「学生フォーミュラ」はこんな形の小さな単座競技車両を、学生たち自身が企画、設計、製作、開発を行うプログラム。ものづくりの起承転結を1年間に凝縮して体験するわけだ。今年の全日本大会は次年度の本開催に向けてEV(電気自動車)のプレ大会も併催。手前の「E1」はそこで最速だった静岡理工科大学チームのマシン。残念ながら思わぬトラブルでエンデュランス完走ならず。ドイツ大会では内燃機関か電気駆動かを分けずに実施する段階(採点は別)に進んでいる。以下、(*)を除き筆者撮影
コスト審査の様子。奥に見える(手前の審査員とチームメンバーの間でも広げている)分厚いファイルが、学生たち自身が一定台数を生産することを前提に細かな部品の一つひとつまで試算したコスト一覧のプリントアウト。デザイン(設計)審査もそうだが、こうした提出書類にあらかじめ目を通しておき、現場で現物と照合しつつ質疑応答、審査を進めるジャッジ(審査員)が費やすエネルギーも非常に大きい。こうした人々も基本的にはボランティア。それにしても静的審査や車両準備はもう少し良い環境でできるようにしてあげたいものだ。
最終日の表彰式、総合優勝が発表された瞬間の京都工芸繊維大学チーム。昨年の12位から1桁台の上位を狙っていた、というが、エンデュランス競技でトラブルに見舞われリタイアする有力校が相次いだことで、最後は大阪大学チームとの僅差の争いに。「速さ」を実現するモータースポーツとして正当なアプローチで勝ったことの意味は大きい。
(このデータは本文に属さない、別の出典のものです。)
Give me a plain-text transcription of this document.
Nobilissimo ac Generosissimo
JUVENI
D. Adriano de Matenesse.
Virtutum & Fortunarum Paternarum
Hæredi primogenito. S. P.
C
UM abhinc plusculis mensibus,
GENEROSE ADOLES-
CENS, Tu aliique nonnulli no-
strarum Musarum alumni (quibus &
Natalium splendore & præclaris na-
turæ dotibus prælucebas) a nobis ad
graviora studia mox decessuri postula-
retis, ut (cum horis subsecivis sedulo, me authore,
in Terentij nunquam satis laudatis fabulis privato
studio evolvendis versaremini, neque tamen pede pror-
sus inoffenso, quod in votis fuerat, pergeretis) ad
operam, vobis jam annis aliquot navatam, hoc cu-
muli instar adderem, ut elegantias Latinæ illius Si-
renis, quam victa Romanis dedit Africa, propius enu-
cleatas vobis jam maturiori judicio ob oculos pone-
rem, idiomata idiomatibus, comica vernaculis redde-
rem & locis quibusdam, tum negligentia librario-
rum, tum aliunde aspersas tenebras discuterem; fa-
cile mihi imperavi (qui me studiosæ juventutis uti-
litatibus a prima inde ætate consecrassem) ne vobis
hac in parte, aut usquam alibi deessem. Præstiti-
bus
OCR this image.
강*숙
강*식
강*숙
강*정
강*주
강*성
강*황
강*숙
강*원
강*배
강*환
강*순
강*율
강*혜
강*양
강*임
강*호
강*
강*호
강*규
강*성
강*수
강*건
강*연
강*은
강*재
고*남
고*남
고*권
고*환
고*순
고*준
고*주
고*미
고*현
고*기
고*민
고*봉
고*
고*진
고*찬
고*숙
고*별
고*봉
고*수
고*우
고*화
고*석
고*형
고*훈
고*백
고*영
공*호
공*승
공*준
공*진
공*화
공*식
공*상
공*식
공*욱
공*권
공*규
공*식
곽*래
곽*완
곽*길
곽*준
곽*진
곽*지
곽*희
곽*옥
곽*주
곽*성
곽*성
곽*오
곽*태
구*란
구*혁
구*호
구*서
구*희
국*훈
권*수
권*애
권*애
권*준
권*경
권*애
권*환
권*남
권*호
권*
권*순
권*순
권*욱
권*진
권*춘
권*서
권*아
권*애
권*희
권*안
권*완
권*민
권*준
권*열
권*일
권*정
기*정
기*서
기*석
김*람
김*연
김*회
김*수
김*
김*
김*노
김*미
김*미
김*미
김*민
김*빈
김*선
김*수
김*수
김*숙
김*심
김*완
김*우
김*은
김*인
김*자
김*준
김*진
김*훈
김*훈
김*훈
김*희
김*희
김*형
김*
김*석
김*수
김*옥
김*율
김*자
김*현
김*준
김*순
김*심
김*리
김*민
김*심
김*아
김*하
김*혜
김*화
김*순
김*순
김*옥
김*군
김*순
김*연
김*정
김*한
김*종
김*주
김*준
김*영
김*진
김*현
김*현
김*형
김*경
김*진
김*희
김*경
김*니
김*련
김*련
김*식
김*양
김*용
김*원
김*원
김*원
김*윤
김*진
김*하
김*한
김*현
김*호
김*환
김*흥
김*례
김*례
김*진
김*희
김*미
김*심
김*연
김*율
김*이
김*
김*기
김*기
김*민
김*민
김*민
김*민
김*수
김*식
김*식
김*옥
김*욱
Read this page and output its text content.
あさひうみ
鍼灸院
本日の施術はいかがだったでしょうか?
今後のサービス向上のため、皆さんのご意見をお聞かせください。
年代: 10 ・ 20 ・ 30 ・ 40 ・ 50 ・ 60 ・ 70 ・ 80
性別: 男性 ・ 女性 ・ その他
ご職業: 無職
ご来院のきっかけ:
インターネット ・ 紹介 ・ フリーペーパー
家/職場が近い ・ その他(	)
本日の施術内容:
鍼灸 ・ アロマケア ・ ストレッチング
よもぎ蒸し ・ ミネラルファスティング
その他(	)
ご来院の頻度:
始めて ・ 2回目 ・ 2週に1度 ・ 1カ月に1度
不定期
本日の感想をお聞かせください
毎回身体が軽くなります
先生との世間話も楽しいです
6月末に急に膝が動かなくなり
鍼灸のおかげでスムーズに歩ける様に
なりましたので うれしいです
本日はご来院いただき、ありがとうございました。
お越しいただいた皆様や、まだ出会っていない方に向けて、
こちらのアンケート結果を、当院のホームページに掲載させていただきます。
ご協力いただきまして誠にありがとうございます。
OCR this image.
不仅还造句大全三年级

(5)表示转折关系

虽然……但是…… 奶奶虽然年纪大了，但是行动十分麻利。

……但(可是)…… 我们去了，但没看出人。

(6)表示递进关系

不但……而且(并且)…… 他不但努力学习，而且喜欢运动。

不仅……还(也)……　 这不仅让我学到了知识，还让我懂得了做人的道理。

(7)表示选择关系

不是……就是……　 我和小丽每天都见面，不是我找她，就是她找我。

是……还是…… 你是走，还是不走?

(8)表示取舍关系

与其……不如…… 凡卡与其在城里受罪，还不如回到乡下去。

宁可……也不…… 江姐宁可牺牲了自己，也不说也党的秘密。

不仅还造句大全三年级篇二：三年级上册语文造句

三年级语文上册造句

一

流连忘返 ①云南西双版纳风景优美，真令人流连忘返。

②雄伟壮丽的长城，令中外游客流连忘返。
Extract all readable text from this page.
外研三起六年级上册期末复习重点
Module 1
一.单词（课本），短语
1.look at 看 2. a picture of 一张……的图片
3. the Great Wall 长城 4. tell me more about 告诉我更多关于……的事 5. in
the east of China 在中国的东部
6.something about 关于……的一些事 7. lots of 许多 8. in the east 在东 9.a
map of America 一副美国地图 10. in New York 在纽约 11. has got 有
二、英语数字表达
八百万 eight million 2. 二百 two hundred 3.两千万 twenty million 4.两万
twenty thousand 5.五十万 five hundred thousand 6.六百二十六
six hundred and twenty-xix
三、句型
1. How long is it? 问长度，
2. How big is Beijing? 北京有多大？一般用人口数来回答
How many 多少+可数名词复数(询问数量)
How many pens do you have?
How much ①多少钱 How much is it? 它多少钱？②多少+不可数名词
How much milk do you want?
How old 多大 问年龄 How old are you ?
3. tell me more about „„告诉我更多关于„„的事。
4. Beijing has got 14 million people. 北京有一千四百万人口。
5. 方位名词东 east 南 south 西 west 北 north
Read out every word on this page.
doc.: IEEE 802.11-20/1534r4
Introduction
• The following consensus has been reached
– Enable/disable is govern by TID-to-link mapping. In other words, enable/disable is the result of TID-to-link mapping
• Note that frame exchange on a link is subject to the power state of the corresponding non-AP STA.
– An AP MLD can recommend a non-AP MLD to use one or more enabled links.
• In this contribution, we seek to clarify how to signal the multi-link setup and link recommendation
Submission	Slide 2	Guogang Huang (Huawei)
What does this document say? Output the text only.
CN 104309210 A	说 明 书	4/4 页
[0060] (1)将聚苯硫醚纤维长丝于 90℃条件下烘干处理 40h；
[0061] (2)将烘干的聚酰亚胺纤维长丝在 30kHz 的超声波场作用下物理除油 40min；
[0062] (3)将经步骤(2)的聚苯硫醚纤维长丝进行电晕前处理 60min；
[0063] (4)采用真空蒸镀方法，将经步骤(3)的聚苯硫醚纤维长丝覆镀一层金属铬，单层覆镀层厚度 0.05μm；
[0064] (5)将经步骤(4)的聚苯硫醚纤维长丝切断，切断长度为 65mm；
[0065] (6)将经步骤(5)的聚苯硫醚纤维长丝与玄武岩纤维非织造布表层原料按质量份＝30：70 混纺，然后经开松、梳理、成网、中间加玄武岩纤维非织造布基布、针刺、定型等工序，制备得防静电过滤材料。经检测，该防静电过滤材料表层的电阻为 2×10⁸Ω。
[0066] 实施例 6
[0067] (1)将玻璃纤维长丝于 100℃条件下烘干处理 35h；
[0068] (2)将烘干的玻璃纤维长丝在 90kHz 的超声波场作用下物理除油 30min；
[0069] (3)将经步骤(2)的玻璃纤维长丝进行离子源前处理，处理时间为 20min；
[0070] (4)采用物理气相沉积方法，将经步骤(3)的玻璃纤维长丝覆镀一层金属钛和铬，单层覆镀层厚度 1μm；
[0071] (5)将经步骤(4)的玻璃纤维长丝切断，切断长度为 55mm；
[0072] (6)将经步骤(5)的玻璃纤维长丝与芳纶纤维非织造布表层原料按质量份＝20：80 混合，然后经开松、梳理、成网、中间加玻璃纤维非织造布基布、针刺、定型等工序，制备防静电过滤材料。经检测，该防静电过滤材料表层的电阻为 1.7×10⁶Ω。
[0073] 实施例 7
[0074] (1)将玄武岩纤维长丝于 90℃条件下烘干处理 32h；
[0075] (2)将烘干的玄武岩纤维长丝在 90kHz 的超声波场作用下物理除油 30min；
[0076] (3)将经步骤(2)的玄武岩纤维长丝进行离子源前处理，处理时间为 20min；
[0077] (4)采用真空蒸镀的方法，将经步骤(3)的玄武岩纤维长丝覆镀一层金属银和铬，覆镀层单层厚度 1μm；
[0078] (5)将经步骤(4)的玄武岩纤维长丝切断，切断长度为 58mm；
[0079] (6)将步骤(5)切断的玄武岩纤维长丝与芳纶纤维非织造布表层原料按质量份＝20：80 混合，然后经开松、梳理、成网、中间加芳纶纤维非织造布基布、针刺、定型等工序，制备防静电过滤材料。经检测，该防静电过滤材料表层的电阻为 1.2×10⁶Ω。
タイム、燃費ともにトップに立ったエンデュランス競技を走る京都工芸繊維大学チームのマシン。大会の状況をライブ配信した
USTREAMの動画(現在は録画で見られる)より(*)
全チームの設計および開発内容の審査が終わった後、審査員団が「これは」と思う採点上位のチームとマシンを集めて、参加者の前でチーム自身によるマシンと設計内容の紹介、デザイン審査委員長による講評を行う「デザイン・ファイナル」。今年は、上智大学、大阪大学、京都大学(写真では左から)の3チームがこの場に立った。空力的付加物でタイヤを路面により強く押しつけようというデザインの上智大学がこの部門の最高点を獲得したが、筆者個人としてはアルミ合金骨格他緻密な設計と造り、運動能力の高さも実現した京都大学のマシンを高く評価している。これももっと大きなステージで、動画中継もして、多くの人々に見ていただきたいイベントである。